The command is good news for us. Listen to the instructions: command them not to be haughty or to set their hopes on the uncertainty of riches, but rather on God who richly provides us with everything for our enjoyment. They are to do good, to be rich in good works, generous and ready to share, thus storing up for themselves the treasure of a good foundation for the future, so that they may take hold of the life that really is life.

Trust in God, not riches, because he richly provides us with everything for our enjoyment. James 1:16-17 surprised me when Ravinia and I learned it: don’t be deceived my dear brothers: every good and perfect gift is from above, coming down from the Father. Here in Timothy the surprise: He richly provides us with everything for our enjoyment!

I lost 40 pounds in 2004 when I read a book that dealt not only with weight loss but with truth my heart needed. One of the first concepts introduced was of God the provider. If I can trust that God will provide then I don’t need to grab something in case it will be gone when I want it. I can walk in the path of God’s provision. Ann Voskamp would like that; it brings me back to gratitude instead of worry.

God richly provides us with everything for our enjoyment, so share, do good, be rich in good works, generous. We don’t do it out of coercion, a sense of duty, or guilt. We do it from an awareness of God’s rich provision.

Whenever you move you have to decide what to keep and what to get rid of. If you don’t do this on a regular basis (feeling a bit convicted here) it’s rather hard. So one time in CT I think it was, I was asking God how could I ever give away something (I think it may have been a coat) that I loved. He answered it’s easy when you love the recipient more.

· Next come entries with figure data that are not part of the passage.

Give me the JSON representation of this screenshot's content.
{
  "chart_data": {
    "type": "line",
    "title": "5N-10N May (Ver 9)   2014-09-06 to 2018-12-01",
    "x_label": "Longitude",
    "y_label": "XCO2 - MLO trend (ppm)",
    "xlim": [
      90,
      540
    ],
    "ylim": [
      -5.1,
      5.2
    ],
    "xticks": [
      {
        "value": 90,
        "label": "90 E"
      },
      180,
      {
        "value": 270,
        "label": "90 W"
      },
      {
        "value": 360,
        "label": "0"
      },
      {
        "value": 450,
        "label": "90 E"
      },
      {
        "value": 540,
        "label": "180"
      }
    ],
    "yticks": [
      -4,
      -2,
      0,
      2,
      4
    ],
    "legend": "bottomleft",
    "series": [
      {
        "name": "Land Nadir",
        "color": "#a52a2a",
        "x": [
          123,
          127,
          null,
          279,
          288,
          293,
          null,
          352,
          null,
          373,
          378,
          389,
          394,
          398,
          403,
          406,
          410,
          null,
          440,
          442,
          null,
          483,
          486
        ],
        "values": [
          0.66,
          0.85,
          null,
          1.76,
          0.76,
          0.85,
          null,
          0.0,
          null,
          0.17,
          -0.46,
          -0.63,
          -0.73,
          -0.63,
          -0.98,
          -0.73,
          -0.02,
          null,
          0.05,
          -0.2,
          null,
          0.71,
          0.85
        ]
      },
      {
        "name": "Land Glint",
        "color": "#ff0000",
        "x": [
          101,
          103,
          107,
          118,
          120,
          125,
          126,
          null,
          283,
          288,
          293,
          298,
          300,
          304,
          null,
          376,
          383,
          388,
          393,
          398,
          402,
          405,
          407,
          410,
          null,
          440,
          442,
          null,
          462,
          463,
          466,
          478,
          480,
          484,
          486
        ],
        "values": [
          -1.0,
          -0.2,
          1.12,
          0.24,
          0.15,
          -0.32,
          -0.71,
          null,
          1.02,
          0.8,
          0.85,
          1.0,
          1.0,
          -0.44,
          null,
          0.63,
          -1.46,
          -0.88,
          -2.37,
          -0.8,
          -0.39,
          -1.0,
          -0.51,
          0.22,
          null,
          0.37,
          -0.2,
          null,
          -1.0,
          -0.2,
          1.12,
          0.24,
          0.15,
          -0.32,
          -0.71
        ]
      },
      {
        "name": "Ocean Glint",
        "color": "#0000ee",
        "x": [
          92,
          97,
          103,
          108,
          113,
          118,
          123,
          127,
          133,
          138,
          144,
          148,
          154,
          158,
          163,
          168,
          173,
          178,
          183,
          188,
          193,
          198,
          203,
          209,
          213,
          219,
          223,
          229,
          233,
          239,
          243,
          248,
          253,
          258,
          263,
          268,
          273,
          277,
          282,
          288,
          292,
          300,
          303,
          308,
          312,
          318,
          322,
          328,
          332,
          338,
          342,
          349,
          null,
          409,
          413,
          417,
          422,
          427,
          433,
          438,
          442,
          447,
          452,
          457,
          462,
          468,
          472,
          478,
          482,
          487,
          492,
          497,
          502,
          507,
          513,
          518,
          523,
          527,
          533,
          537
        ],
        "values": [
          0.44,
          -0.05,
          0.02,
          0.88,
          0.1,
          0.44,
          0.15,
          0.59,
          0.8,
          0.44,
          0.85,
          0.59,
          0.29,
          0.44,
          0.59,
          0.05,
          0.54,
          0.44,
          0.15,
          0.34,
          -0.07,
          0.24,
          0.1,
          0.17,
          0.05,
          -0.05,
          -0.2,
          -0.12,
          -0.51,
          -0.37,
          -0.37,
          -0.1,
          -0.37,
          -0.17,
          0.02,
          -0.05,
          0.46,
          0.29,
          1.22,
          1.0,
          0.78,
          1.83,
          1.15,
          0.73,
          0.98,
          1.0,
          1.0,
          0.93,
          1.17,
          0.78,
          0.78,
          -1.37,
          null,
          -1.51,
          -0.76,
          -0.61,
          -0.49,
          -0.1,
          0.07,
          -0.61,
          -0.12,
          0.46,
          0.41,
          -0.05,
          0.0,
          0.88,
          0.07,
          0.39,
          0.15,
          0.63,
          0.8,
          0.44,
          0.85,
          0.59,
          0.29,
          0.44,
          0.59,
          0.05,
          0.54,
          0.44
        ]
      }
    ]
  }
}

The good news is God provides richly for all his children. Sometimes he uses the rich to provide for the poor. To jump to James one more time (1:9-10) the brother in humble circumstances should take pride in his high position but the one who is rich should take pride in his low position because he will pass away like a wildflower. Knowing he will die connects the rich to the poor and giving in love saves him from the fall into all sorts of problems. We who have been blessed with so much can realize it all comes from God and can give it lovingly as he does, empowered by faith and grace.

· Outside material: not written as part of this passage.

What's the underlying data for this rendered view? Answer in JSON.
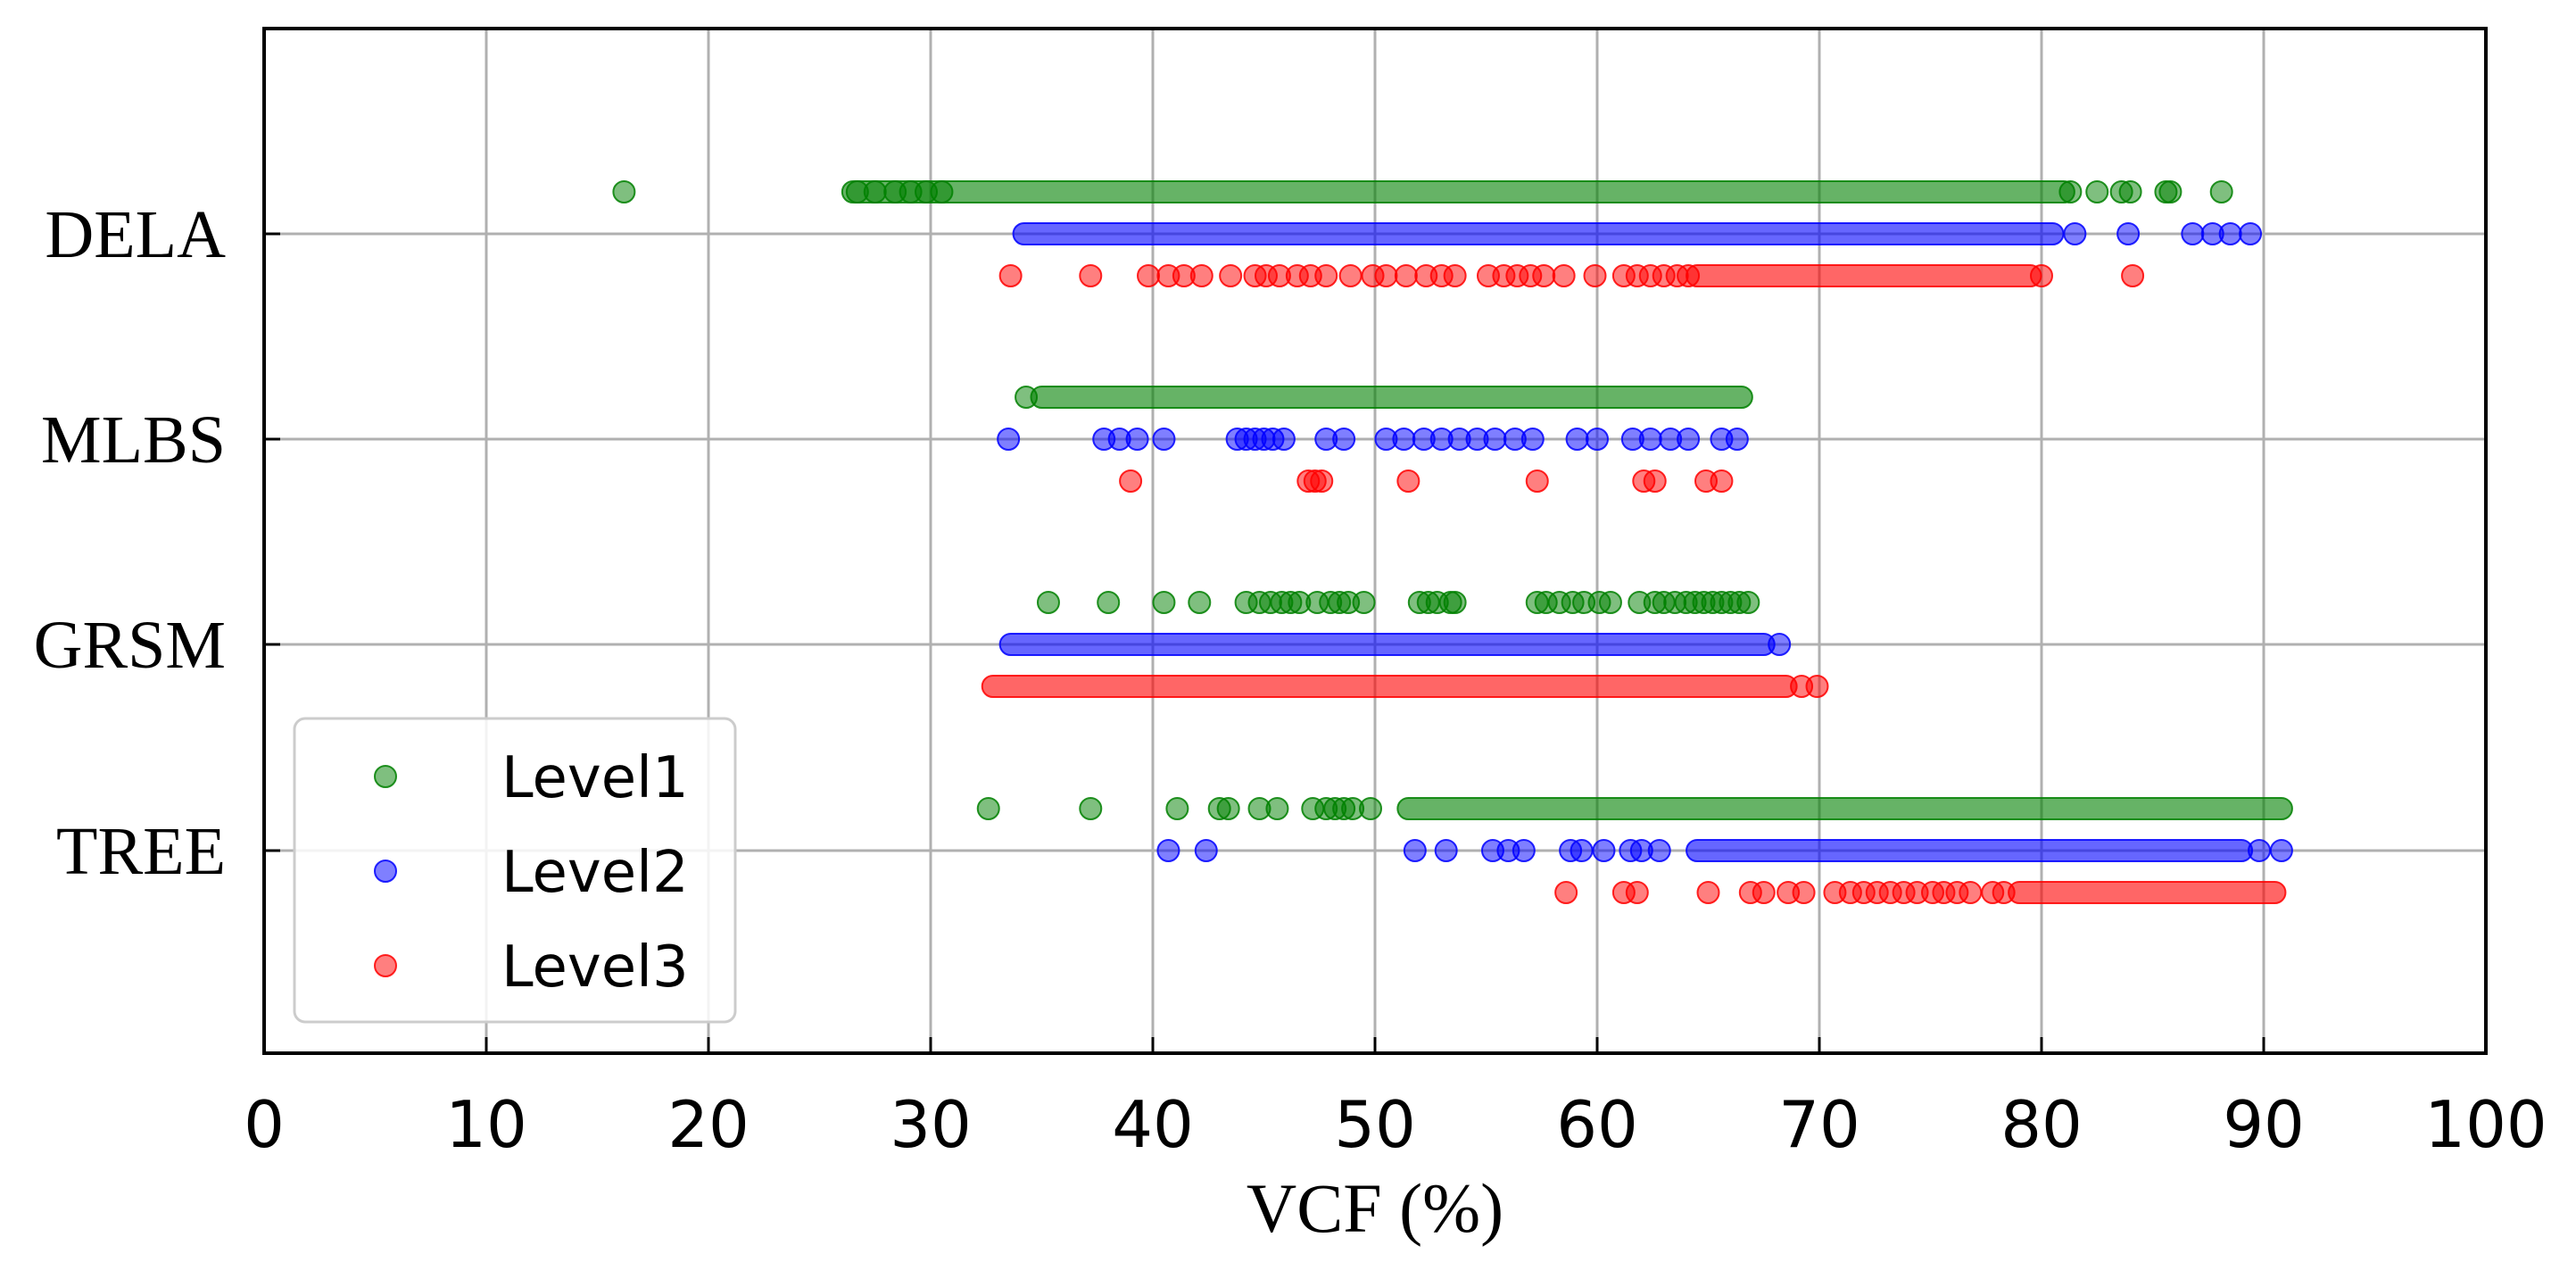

The truth is we struggle. We don’t always remember who we are and what we are to do. This past week I struggled mightily. In my home life, sometimes I feel pulled in different directions. So as Ravinia did her school work, I grabbed laundry and started doing a chore I normally love but hadn’t planned on doing that day. Grumbling to God about it, I began and then it became a song:
Everybody wants to be served. (angrily)
Everybody wants to be served. (truthfully)
But in the kingdom of God we all serve each other (discoveringly)
And that’s how we honor the Lord. (happily)
And then my service was a joy. It wasn’t just about clean clothes or a load a day, it was joyful service and honoring God who is most worthy of being served but who serves his people time and again, from Abraham and Moses to you and me. He gives generously and calls us to be like him…free the slaves because he does, love the unworthy because he does. He is the same through all of scripture and it is all there for us to read so as to know him and enjoy him, and then we will know who we are and how we are to live. That’s the good news.

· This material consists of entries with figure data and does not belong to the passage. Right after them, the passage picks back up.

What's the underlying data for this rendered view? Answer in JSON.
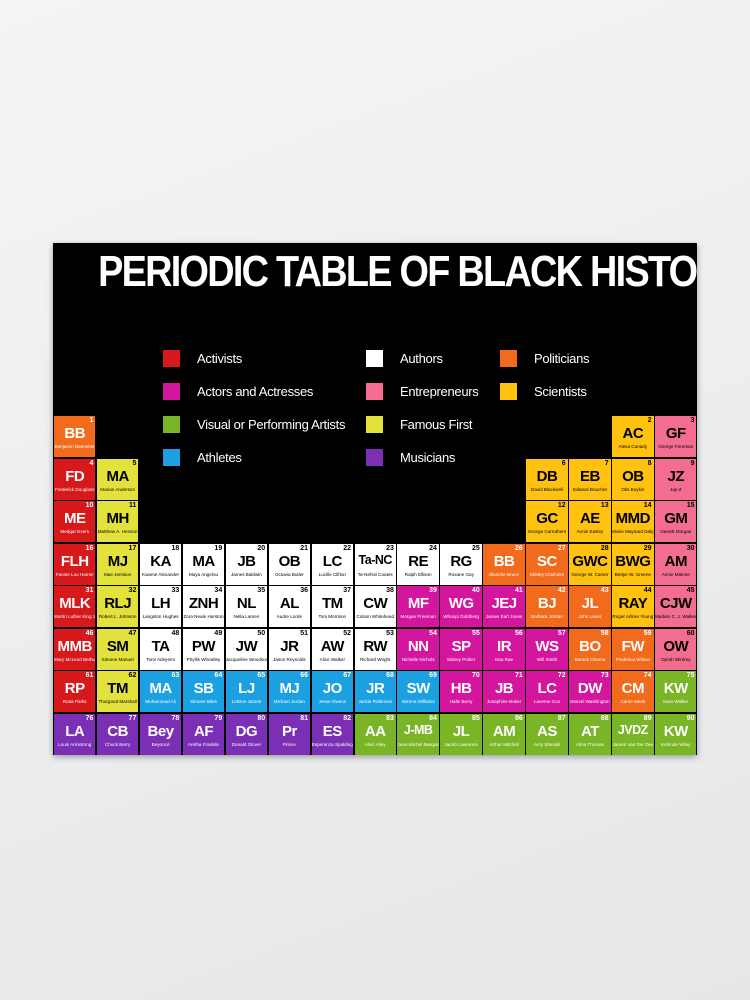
{
  "title": "PERIODIC TABLE OF BLACK HISTORY",
  "legend": [
    {
      "label": "Activists",
      "color": "#d7191c"
    },
    {
      "label": "Actors and Actresses",
      "color": "#d4169e"
    },
    {
      "label": "Visual or Performing Artists",
      "color": "#7ab526"
    },
    {
      "label": "Athletes",
      "color": "#1ba1e2"
    },
    {
      "label": "Authors",
      "color": "#ffffff"
    },
    {
      "label": "Entrepreneurs",
      "color": "#f26d8f"
    },
    {
      "label": "Famous First",
      "color": "#e3e13c"
    },
    {
      "label": "Musicians",
      "color": "#7b2fb5"
    },
    {
      "label": "Politicians",
      "color": "#f26b1d"
    },
    {
      "label": "Scientists",
      "color": "#ffc20e"
    }
  ],
  "rows": [
    [
      {
        "symbol": "BB",
        "number": "1",
        "name": "Benjamin Banneker",
        "color": "#f26b1d"
      },
      null,
      null,
      null,
      null,
      null,
      null,
      null,
      null,
      null,
      null,
      null,
      null,
      {
        "symbol": "AC",
        "number": "2",
        "name": "Alexa Canady",
        "color": "#ffc20e"
      },
      {
        "symbol": "GF",
        "number": "3",
        "name": "George Foreman",
        "color": "#f26d8f"
      }
    ],
    [
      {
        "symbol": "FD",
        "number": "4",
        "name": "Frederick Douglass",
        "color": "#d7191c"
      },
      {
        "symbol": "MA",
        "number": "5",
        "name": "Marian Anderson",
        "color": "#e3e13c"
      },
      null,
      null,
      null,
      null,
      null,
      null,
      null,
      null,
      null,
      {
        "symbol": "DB",
        "number": "6",
        "name": "David Blackwell",
        "color": "#ffc20e"
      },
      {
        "symbol": "EB",
        "number": "7",
        "name": "Edward Bouchet",
        "color": "#ffc20e"
      },
      {
        "symbol": "OB",
        "number": "8",
        "name": "Otis Boykin",
        "color": "#ffc20e"
      },
      {
        "symbol": "JZ",
        "number": "9",
        "name": "Jay-Z",
        "color": "#f26d8f"
      }
    ],
    [
      {
        "symbol": "ME",
        "number": "10",
        "name": "Medgar Evers",
        "color": "#d7191c"
      },
      {
        "symbol": "MH",
        "number": "11",
        "name": "Matthew A. Henson",
        "color": "#e3e13c"
      },
      null,
      null,
      null,
      null,
      null,
      null,
      null,
      null,
      null,
      {
        "symbol": "GC",
        "number": "12",
        "name": "George Carruthers",
        "color": "#ffc20e"
      },
      {
        "symbol": "AE",
        "number": "13",
        "name": "Annie Easley",
        "color": "#ffc20e"
      },
      {
        "symbol": "MMD",
        "number": "14",
        "name": "Marie Maynard Daly",
        "color": "#ffc20e"
      },
      {
        "symbol": "GM",
        "number": "15",
        "name": "Garrett Morgan",
        "color": "#f26d8f"
      }
    ],
    [
      {
        "symbol": "FLH",
        "number": "16",
        "name": "Fannie Lou Hamer",
        "color": "#d7191c"
      },
      {
        "symbol": "MJ",
        "number": "17",
        "name": "Mae Jemison",
        "color": "#e3e13c"
      },
      {
        "symbol": "KA",
        "number": "18",
        "name": "Kwame Alexander",
        "color": "#ffffff"
      },
      {
        "symbol": "MA",
        "number": "19",
        "name": "Maya Angelou",
        "color": "#ffffff"
      },
      {
        "symbol": "JB",
        "number": "20",
        "name": "James Baldwin",
        "color": "#ffffff"
      },
      {
        "symbol": "OB",
        "number": "21",
        "name": "Octavia Butler",
        "color": "#ffffff"
      },
      {
        "symbol": "LC",
        "number": "22",
        "name": "Lucille Clifton",
        "color": "#ffffff"
      },
      {
        "symbol": "Ta-NC",
        "number": "23",
        "name": "Ta-Nehisi Coates",
        "color": "#ffffff"
      },
      {
        "symbol": "RE",
        "number": "24",
        "name": "Ralph Ellison",
        "color": "#ffffff"
      },
      {
        "symbol": "RG",
        "number": "25",
        "name": "Roxane Gay",
        "color": "#ffffff"
      },
      {
        "symbol": "BB",
        "number": "26",
        "name": "Blanche Bruce",
        "color": "#f26b1d"
      },
      {
        "symbol": "SC",
        "number": "27",
        "name": "Shirley Chisholm",
        "color": "#f26b1d"
      },
      {
        "symbol": "GWC",
        "number": "28",
        "name": "George W. Carver",
        "color": "#ffc20e"
      },
      {
        "symbol": "BWG",
        "number": "29",
        "name": "Bettye W. Greene",
        "color": "#ffc20e"
      },
      {
        "symbol": "AM",
        "number": "30",
        "name": "Annie Malone",
        "color": "#f26d8f"
      }
    ],
    [
      {
        "symbol": "MLK",
        "number": "31",
        "name": "Martin Luther King Jr.",
        "color": "#d7191c"
      },
      {
        "symbol": "RLJ",
        "number": "32",
        "name": "Robert L. Johnson",
        "color": "#e3e13c"
      },
      {
        "symbol": "LH",
        "number": "33",
        "name": "Langston Hughes",
        "color": "#ffffff"
      },
      {
        "symbol": "ZNH",
        "number": "34",
        "name": "Zora Neale Hurston",
        "color": "#ffffff"
      },
      {
        "symbol": "NL",
        "number": "35",
        "name": "Nella Larsen",
        "color": "#ffffff"
      },
      {
        "symbol": "AL",
        "number": "36",
        "name": "Audre Lorde",
        "color": "#ffffff"
      },
      {
        "symbol": "TM",
        "number": "37",
        "name": "Toni Morrison",
        "color": "#ffffff"
      },
      {
        "symbol": "CW",
        "number": "38",
        "name": "Colson Whitehead",
        "color": "#ffffff"
      },
      {
        "symbol": "MF",
        "number": "39",
        "name": "Morgan Freeman",
        "color": "#d4169e"
      },
      {
        "symbol": "WG",
        "number": "40",
        "name": "Whoopi Goldberg",
        "color": "#d4169e"
      },
      {
        "symbol": "JEJ",
        "number": "41",
        "name": "James Earl Jones",
        "color": "#d4169e"
      },
      {
        "symbol": "BJ",
        "number": "42",
        "name": "Barbara Jordan",
        "color": "#f26b1d"
      },
      {
        "symbol": "JL",
        "number": "43",
        "name": "John Lewis",
        "color": "#f26b1d"
      },
      {
        "symbol": "RAY",
        "number": "44",
        "name": "Roger Arliner Young",
        "color": "#ffc20e"
      },
      {
        "symbol": "CJW",
        "number": "45",
        "name": "Madam C. J. Walker",
        "color": "#f26d8f"
      }
    ],
    [
      {
        "symbol": "MMB",
        "number": "46",
        "name": "Mary McLeod Bethune",
        "color": "#d7191c"
      },
      {
        "symbol": "SM",
        "number": "47",
        "name": "Simone Manuel",
        "color": "#e3e13c"
      },
      {
        "symbol": "TA",
        "number": "48",
        "name": "Tomi Adeyemi",
        "color": "#ffffff"
      },
      {
        "symbol": "PW",
        "number": "49",
        "name": "Phyllis Wheatley",
        "color": "#ffffff"
      },
      {
        "symbol": "JW",
        "number": "50",
        "name": "Jacqueline Woodson",
        "color": "#ffffff"
      },
      {
        "symbol": "JR",
        "number": "51",
        "name": "Jason Reynolds",
        "color": "#ffffff"
      },
      {
        "symbol": "AW",
        "number": "52",
        "name": "Alice Walker",
        "color": "#ffffff"
      },
      {
        "symbol": "RW",
        "number": "53",
        "name": "Richard Wright",
        "color": "#ffffff"
      },
      {
        "symbol": "NN",
        "number": "54",
        "name": "Nichelle Nichols",
        "color": "#d4169e"
      },
      {
        "symbol": "SP",
        "number": "55",
        "name": "Sidney Poitier",
        "color": "#d4169e"
      },
      {
        "symbol": "IR",
        "number": "56",
        "name": "Issa Rae",
        "color": "#d4169e"
      },
      {
        "symbol": "WS",
        "number": "57",
        "name": "Will Smith",
        "color": "#d4169e"
      },
      {
        "symbol": "BO",
        "number": "58",
        "name": "Barack Obama",
        "color": "#f26b1d"
      },
      {
        "symbol": "FW",
        "number": "59",
        "name": "Frederica Wilson",
        "color": "#f26b1d"
      },
      {
        "symbol": "OW",
        "number": "60",
        "name": "Oprah Winfrey",
        "color": "#f26d8f"
      }
    ],
    [
      {
        "symbol": "RP",
        "number": "61",
        "name": "Rosa Parks",
        "color": "#d7191c"
      },
      {
        "symbol": "TM",
        "number": "62",
        "name": "Thurgood Marshall",
        "color": "#e3e13c"
      },
      {
        "symbol": "MA",
        "number": "63",
        "name": "Muhammad Ali",
        "color": "#1ba1e2"
      },
      {
        "symbol": "SB",
        "number": "64",
        "name": "Simone Biles",
        "color": "#1ba1e2"
      },
      {
        "symbol": "LJ",
        "number": "65",
        "name": "LeBron James",
        "color": "#1ba1e2"
      },
      {
        "symbol": "MJ",
        "number": "66",
        "name": "Michael Jordan",
        "color": "#1ba1e2"
      },
      {
        "symbol": "JO",
        "number": "67",
        "name": "Jesse Owens",
        "color": "#1ba1e2"
      },
      {
        "symbol": "JR",
        "number": "68",
        "name": "Jackie Robinson",
        "color": "#1ba1e2"
      },
      {
        "symbol": "SW",
        "number": "69",
        "name": "Serena Williams",
        "color": "#1ba1e2"
      },
      {
        "symbol": "HB",
        "number": "70",
        "name": "Halle Berry",
        "color": "#d4169e"
      },
      {
        "symbol": "JB",
        "number": "71",
        "name": "Josephine Baker",
        "color": "#d4169e"
      },
      {
        "symbol": "LC",
        "number": "72",
        "name": "Laverne Cox",
        "color": "#d4169e"
      },
      {
        "symbol": "DW",
        "number": "73",
        "name": "Denzel Washington",
        "color": "#d4169e"
      },
      {
        "symbol": "CM",
        "number": "74",
        "name": "Carrie Meek",
        "color": "#f26b1d"
      },
      {
        "symbol": "KW",
        "number": "75",
        "name": "Kara Walker",
        "color": "#7ab526"
      }
    ],
    [
      {
        "symbol": "LA",
        "number": "76",
        "name": "Louis Armstrong",
        "color": "#7b2fb5"
      },
      {
        "symbol": "CB",
        "number": "77",
        "name": "Chuck Berry",
        "color": "#7b2fb5"
      },
      {
        "symbol": "Bey",
        "number": "78",
        "name": "Beyoncé",
        "color": "#7b2fb5"
      },
      {
        "symbol": "AF",
        "number": "79",
        "name": "Aretha Franklin",
        "color": "#7b2fb5"
      },
      {
        "symbol": "DG",
        "number": "80",
        "name": "Donald Glover",
        "color": "#7b2fb5"
      },
      {
        "symbol": "Pr",
        "number": "81",
        "name": "Prince",
        "color": "#7b2fb5"
      },
      {
        "symbol": "ES",
        "number": "82",
        "name": "Esperanza Spalding",
        "color": "#7b2fb5"
      },
      {
        "symbol": "AA",
        "number": "83",
        "name": "Alvin Ailey",
        "color": "#7ab526"
      },
      {
        "symbol": "J-MB",
        "number": "84",
        "name": "Jean-Michel Basquiat",
        "color": "#7ab526"
      },
      {
        "symbol": "JL",
        "number": "85",
        "name": "Jacob Lawrence",
        "color": "#7ab526"
      },
      {
        "symbol": "AM",
        "number": "86",
        "name": "Arthur Mitchell",
        "color": "#7ab526"
      },
      {
        "symbol": "AS",
        "number": "87",
        "name": "Amy Sherald",
        "color": "#7ab526"
      },
      {
        "symbol": "AT",
        "number": "88",
        "name": "Alma Thomas",
        "color": "#7ab526"
      },
      {
        "symbol": "JVDZ",
        "number": "89",
        "name": "James Van Der Zee",
        "color": "#7ab526"
      },
      {
        "symbol": "KW",
        "number": "90",
        "name": "Kehinde Wiley",
        "color": "#7ab526"
      }
    ]
  ]
}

I read this tonight to Julie and Ashley and Nikki and Rachel. Julie asked me to blog sermons. To write what I would say if I were preaching a sermon, and then read it to them every week. You know, I don’t know if that’s going to happen, but I have found out (last year in October) that I need to be asked to write. So maybe I will. I’m not a pastor, but I have this idea that everyone should try writing a sermon just like everyone should try poetry: not to be famous but to learn the art and to appreciate the craft and to honor the professionals they know.